1. Create a Table and Insert Data

Code
%%sql

DROP TABLE IF EXISTS orders;

CREATE TABLE orders (
  order_id INTEGER PRIMARY KEY,
  customer_id INTEGER,
  order_date TEXT,
  total REAL
);

-- Insert 10,000 rows
WITH RECURSIVE cnt(x) AS (
  SELECT 1
  UNION ALL
  SELECT x + 1 FROM cnt WHERE x < 10000
)
INSERT INTO orders (customer_id, order_date, total)
SELECT 
  ABS(RANDOM() % 100), 
  date('2024-01-01', '+' || (RANDOM() % 365) || ' days'), 
  ROUND(RANDOM() % 500, 2)
FROM cnt;
 * sqlite:///dbs/w02/analyze-example.db
Done.
Done.
Done.
[]

This generates 10,000 synthetic rows with:

  • customer_id between 0 and 99
  • order_date in the year 2024
  • total up to 500

2. Create an Index

Code
%%sql
CREATE INDEX idx_orders_order_date ON orders(order_date);
 * sqlite:///dbs/w02/analyze-example.db
Done.
[]

3. Run a Query and Check the Plan

Code
%%sql
EXPLAIN QUERY PLAN
SELECT * FROM orders WHERE order_date > '2024-06-01';
 * sqlite:///dbs/w02/analyze-example.db
Done.
id parent notused detail
3 0 205 SEARCH orders USING INDEX idx_orders_order_date (order_date>?)

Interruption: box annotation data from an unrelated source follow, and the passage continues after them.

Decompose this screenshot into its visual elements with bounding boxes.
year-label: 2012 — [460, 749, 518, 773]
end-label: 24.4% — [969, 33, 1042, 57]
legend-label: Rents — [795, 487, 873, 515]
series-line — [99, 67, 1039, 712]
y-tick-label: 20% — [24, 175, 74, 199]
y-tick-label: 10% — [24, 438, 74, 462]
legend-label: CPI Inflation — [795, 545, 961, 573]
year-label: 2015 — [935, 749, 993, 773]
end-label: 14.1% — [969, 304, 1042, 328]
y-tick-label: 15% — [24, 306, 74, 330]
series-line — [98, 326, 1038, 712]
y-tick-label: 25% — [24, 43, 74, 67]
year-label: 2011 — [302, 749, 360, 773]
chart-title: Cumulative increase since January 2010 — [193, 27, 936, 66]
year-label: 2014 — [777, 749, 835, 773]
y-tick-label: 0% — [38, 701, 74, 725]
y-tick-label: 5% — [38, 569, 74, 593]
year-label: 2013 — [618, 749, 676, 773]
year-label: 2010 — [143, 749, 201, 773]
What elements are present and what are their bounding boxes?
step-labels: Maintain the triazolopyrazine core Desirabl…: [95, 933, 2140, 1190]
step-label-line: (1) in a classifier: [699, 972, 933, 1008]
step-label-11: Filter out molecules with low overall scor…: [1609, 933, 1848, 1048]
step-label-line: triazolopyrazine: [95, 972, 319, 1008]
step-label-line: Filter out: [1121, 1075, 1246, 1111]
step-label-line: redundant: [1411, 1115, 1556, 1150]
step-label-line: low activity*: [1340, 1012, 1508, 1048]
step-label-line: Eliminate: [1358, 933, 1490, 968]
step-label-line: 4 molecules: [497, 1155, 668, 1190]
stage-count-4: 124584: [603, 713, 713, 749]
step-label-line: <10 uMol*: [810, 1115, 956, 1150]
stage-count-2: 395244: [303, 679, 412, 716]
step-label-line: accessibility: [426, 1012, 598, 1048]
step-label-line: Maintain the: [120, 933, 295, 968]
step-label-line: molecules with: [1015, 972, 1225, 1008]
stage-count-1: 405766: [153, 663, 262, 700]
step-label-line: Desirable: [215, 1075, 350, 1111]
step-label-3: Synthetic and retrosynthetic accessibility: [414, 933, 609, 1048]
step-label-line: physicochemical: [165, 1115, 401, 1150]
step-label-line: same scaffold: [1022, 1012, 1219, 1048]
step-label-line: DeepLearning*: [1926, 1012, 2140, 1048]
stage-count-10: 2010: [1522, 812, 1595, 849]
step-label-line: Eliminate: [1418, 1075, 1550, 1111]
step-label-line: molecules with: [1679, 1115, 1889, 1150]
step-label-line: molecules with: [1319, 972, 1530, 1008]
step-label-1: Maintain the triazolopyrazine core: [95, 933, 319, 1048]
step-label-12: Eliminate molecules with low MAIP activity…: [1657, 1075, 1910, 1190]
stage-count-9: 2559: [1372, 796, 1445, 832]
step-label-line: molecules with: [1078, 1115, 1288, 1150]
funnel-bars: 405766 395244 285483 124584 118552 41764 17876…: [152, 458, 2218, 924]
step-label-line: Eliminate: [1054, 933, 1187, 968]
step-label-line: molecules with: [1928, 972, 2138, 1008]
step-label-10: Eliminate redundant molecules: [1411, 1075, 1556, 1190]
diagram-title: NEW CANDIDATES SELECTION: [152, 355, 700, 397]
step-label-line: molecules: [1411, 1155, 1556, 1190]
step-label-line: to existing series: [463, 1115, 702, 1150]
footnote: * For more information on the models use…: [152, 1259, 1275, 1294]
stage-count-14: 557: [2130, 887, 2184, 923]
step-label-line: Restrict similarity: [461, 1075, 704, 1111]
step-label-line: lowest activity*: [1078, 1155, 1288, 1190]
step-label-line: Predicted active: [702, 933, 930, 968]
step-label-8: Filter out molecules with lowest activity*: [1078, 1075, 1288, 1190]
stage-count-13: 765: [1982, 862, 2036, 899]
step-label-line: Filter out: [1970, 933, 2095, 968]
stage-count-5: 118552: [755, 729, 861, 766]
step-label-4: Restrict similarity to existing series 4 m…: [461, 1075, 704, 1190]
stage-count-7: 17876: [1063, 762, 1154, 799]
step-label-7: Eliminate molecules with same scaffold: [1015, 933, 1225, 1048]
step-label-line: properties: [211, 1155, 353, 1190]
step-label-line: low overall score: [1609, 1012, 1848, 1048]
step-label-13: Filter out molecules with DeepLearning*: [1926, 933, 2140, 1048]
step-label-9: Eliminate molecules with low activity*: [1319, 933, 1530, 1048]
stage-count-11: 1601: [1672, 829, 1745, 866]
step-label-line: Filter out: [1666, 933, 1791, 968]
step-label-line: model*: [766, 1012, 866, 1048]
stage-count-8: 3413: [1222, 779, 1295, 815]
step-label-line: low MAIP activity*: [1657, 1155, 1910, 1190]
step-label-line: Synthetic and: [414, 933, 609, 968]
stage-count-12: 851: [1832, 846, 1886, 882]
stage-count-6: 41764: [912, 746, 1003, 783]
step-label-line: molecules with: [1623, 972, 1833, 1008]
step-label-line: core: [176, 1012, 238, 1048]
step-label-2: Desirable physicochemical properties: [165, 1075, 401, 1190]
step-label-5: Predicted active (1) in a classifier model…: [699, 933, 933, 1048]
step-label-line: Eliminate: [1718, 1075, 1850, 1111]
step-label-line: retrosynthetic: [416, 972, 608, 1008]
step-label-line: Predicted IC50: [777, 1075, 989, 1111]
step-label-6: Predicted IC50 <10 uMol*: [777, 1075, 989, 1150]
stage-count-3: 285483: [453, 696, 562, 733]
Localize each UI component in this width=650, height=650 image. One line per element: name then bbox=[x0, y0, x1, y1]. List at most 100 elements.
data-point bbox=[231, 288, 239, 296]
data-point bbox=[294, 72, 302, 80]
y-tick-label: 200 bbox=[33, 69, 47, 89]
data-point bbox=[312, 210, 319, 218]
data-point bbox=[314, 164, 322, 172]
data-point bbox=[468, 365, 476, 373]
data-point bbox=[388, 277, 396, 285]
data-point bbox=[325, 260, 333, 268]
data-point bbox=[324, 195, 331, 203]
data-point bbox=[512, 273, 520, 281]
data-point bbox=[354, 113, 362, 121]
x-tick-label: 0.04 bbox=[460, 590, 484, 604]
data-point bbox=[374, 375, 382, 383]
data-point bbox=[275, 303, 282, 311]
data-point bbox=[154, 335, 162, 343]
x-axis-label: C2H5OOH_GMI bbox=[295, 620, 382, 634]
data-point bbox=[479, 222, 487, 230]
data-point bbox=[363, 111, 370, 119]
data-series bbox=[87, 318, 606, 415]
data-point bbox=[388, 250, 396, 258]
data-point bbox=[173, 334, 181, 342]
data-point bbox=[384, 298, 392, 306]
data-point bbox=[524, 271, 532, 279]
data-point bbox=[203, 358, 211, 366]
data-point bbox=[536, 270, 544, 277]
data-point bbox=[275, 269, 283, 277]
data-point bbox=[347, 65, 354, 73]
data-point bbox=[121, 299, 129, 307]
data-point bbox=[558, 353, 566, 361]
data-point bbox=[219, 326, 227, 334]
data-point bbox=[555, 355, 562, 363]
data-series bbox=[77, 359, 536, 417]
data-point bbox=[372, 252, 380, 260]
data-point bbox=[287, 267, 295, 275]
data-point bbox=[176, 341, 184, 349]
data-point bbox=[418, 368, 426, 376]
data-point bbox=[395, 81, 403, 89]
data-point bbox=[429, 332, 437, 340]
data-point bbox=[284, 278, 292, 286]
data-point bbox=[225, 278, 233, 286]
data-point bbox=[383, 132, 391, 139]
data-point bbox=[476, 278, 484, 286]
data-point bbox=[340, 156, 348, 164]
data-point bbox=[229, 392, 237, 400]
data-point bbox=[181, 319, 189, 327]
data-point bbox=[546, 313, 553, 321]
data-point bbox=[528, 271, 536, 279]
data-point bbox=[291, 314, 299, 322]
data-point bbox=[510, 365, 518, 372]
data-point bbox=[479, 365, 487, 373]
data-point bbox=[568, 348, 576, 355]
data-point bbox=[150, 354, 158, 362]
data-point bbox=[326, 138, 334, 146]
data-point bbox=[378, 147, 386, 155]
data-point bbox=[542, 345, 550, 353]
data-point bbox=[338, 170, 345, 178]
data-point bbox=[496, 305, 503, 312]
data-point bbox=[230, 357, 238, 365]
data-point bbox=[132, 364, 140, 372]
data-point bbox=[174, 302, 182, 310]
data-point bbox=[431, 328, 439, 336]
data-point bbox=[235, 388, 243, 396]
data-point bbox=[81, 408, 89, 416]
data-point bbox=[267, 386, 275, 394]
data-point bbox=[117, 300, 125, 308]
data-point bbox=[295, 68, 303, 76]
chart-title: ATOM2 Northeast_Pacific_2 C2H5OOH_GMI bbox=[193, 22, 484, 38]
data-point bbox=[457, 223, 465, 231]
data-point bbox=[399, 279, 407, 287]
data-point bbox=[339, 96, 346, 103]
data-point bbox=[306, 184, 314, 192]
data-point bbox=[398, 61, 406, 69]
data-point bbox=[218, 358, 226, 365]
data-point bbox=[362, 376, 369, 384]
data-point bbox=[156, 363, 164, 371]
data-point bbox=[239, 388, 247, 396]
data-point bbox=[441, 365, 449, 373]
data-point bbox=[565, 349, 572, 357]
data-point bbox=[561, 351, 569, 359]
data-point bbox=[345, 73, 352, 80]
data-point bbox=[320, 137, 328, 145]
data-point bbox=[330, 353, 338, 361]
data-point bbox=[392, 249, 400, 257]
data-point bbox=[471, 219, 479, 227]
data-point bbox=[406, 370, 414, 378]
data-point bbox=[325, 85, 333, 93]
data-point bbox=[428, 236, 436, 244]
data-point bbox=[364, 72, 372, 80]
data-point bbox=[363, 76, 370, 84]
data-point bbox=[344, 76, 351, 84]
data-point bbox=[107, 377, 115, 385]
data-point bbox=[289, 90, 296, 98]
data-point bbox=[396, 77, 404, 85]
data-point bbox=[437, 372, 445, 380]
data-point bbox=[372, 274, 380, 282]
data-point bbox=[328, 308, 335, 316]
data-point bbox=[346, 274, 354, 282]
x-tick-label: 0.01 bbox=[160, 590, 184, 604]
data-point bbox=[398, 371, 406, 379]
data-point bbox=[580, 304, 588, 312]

Before ANALYZE, SQLite might not use the index if it doesn’t know how selective order_date is.

In our case, the query is optimized and using the index. Let’s see what the output means.

Part Meaning
SEARCH orders SQLite is accessing the orders table using a search operation.
USING INDEX idx_orders_order_date It is using the idx_orders_order_date index to speed up the lookup.
(order_date>?) The filter condition is order_date > ? (where ? is the input value).

This shows that SQLite (1) is not scanning the full table and (2) is using the index you created to efficiently jump to rows matching the condition.

Had the query said something like:

SCAN TABLE orders

…that would mean a full table scan — which is slower, especially on large datasets.

4. Run ANALYZE

This updates the sqlite_stat1 table with stats about the distribution of values in the table/indexes.

Code
%%sql
ANALYZE;
 * sqlite:///dbs/w02/analyze-example.db
Done.
[]
Code
## 5. Run the Same Query Again
Code
%%sql
EXPLAIN QUERY PLAN
SELECT * FROM orders WHERE order_date > '2024-06-01';
 * sqlite:///dbs/w02/analyze-example.db
Done.
id parent notused detail
3 0 140 SEARCH orders USING INDEX idx_orders_order_date (order_date>?)

After ANALYZE, you’ll likely see that the index is now being used, especially if the planner sees it as more efficient.